Watch wide receiver A.J. Henning (18 yards per rush), WR Cornelius Johnson (third in the Big Ten in yards per reception) and Corum, who is now 100% healthy. While Corum (fourth in Big Ten yards per rush) once led the Big Ten in rushing this season, Hassan Haskins (20 rushing touchdowns) has become the key to the attack, if not Michigan’s most explosive player.
5. Hello, goodbye Dan Lanning
With Georgia’s defensive coordinator having one foot out the door for Oregon, Smart elevated assistants Will Muschamp and Glenn Schumann to co-coordinators. For now, the 35-year-old Lanning is making a dramatic exit, still calling plays in the Orange Bowl. Dramatic in that the defense he built into one of the best in the last 20 years will be his last at Georgia.
Will he depart with a championship ring on his finger? If not, how does this defense go down in history? As a footnote? Is it possible Lanning enters the game distracted while trying to serve two programs?
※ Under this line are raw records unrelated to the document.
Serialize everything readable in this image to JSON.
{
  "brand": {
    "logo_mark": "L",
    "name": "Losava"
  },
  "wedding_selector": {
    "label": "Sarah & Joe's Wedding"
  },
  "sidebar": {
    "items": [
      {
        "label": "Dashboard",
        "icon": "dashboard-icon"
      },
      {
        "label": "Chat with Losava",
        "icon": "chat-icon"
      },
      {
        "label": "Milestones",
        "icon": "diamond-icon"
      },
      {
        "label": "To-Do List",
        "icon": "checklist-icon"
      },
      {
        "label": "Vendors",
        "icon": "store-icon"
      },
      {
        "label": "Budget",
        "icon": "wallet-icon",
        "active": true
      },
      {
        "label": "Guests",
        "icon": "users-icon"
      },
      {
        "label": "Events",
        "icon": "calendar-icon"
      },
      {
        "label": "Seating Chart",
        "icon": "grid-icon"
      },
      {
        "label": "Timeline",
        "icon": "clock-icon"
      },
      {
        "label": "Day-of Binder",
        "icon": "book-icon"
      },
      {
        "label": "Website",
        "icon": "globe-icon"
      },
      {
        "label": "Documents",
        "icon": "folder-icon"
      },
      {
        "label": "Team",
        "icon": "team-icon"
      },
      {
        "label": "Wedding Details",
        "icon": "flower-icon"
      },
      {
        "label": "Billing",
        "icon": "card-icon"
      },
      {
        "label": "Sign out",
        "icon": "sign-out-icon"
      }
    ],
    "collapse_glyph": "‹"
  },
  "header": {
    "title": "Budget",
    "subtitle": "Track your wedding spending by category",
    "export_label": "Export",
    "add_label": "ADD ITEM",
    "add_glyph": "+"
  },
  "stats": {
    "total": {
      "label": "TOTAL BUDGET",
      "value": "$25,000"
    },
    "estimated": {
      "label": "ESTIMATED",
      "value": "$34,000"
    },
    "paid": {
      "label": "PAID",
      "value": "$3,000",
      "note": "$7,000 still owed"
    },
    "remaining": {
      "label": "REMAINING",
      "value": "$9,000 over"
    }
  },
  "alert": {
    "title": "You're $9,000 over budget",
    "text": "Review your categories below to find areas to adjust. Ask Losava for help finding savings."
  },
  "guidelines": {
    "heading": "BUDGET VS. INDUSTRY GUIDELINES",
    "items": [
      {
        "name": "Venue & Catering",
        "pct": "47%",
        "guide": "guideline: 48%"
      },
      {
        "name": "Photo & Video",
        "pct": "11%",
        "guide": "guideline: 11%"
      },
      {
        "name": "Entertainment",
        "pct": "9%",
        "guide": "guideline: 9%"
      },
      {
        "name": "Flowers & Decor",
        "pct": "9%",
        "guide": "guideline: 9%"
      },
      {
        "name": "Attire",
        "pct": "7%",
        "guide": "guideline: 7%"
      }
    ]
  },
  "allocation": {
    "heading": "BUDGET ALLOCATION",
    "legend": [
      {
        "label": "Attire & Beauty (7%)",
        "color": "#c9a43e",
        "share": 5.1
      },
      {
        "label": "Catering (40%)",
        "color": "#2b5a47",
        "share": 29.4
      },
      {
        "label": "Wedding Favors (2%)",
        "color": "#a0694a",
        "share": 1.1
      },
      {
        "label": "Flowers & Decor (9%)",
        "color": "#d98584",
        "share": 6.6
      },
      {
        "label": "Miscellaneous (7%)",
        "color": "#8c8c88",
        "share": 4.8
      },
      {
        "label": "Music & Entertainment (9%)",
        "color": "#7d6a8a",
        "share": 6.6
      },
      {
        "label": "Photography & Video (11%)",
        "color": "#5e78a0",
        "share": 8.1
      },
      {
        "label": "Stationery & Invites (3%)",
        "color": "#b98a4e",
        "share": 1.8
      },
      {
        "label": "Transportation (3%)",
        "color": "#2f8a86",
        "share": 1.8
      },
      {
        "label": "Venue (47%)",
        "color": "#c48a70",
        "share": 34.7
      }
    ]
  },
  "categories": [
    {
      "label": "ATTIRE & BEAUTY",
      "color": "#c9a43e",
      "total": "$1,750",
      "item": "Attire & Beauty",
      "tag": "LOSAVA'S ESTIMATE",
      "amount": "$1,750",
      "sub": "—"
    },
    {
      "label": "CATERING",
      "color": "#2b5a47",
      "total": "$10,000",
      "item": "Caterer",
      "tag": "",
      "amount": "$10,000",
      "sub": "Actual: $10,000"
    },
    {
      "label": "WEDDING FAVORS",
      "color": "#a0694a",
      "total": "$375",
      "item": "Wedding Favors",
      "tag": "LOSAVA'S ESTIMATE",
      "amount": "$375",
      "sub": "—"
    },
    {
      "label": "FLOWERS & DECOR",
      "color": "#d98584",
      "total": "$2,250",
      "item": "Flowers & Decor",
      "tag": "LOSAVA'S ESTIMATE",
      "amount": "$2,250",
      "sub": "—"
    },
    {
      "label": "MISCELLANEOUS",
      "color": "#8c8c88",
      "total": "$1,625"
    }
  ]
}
“West Coast being three hours behind us has given us the opportunity to be able to really focus on Georgia early on during the day, and then later on at night, able to get a lot of things accomplished there with our team in Oregon,” Lanning said.
So, how late is Lanning working for the Ducks?
“I don’t clock in and clock out,” he said. “We work until the work is done. Sometimes that’s later than other nights. We’ve had a couple late nights but no lack of energy or ability to roll here.”